With almost five million businesses in the UK, 750,000 of them founded in the last year – the second-highest period for incorporations on record – there are plenty of people in need of support.
That is especially true when you consider that 582,000 filed for dissolution in the same period.
Starting a business is a lot easier than running one; at least, when you don’t have the correct skillset.
Collated by specialist insurance broker Caunce O’Hara, the ‘Entrepreneur’s toolkit’ contains advice from several small business owners for the various aspects of business.
Skills to start a business
Financial literacy and leadership qualities are both highlighted; however, according to Marc Churchouse, CEO of the Mercator Group, two skills that are essential to starting a business are the ability to forward plan and self learn.
“Forward planning is essential when starting a business. You need to make your processes as robust and scalable as possible because when you get to the point of needing them in their entirety you will be time poor,” he says.
“It’s not possible to predict every eventuality; but if you can standardise your back-office processes as much as possible, it will stand you in good stead.”
He also highlights the importance of taking on as much information as possible in the early days, and surrounding yourself with good advisors – especially those who have already lived the journey.
That way you can pick and choose the lessons to apply to your own journey.
Skills to run a business
Once your business is up and running, you should invest in learning to delegate – which will free up your time for the most important tasks and perfect your customer relationships.
Many businesses live and die by their reputation, which is often built solely off the back of your relationships with clients, customers and especially employees.
Philip Bacon, of Bacon Marketing, also advises investing in a good time management tool to help you stay on top of your workload and effectively manage your to-do list.
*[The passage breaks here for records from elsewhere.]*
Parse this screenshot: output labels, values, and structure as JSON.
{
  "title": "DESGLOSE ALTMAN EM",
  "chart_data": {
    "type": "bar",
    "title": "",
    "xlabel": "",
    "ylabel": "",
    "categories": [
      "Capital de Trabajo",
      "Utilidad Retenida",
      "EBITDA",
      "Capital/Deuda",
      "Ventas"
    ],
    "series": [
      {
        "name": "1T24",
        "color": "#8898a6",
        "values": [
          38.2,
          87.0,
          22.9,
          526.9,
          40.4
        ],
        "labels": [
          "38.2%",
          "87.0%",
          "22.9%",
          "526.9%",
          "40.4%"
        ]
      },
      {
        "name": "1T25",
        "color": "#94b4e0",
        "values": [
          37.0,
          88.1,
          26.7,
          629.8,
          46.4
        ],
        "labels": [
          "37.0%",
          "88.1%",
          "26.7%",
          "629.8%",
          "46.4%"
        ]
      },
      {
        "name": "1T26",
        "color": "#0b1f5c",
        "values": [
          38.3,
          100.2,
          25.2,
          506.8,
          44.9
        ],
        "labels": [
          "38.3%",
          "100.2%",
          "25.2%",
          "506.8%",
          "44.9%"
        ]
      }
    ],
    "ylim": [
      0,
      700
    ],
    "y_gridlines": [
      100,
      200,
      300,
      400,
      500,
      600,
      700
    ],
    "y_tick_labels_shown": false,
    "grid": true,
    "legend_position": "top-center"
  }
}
“We use two-time management tools: ClickUp to manage our projects and activities, including project specific communications; then Clockify to track time being spent, to make sure clients are billed correctly.”
Caunce O’Hara also believes that a key skill to running a successful business is being able to strike a good work-life balance, a sentiment echoed by Tom and Sian of Chatsworth Bakehouse.
“Your typical 9-5 allows for clearly defined work dedicated hours. If you’re doing something you love, it’s yours – there’s a tendency to have zero boundaries with your personal versus work time,” they say.
“Running your own business means being fully responsible for the day to day as well as the back end. It’s all-consuming, but brilliant.”
Skills to grow a business
Strong marketing skills and the ability to adapt to the unpredictable, like a global pandemic, were high among the skills business owners felt were important for sustaining growth of a business.
However Richard Osborne, of UK Business Forums, argues that more important than any of that is the ability to accept risk. As the saying goes, ‘nothing ventured, nothing gained’, and Richard believes that failure is never truly failure as long as you can learn from it.
“Never be afraid of something not working out. If you do, you will just tie yourself up in that. You have got to pick a path, and a route to take, and just start.
“If you get halfway through and don’t get the results you are after, you step back, take a look at why it didn’t work, and then start again by taking a different path. At the end of that project, ask yourself if you got the outcomes you wanted. If not, what lessons can you learn when you try again?
“That isn’t failure. That is moving forwards and making progress.”
And the most important skill according to Caunce O’Hara? Patience.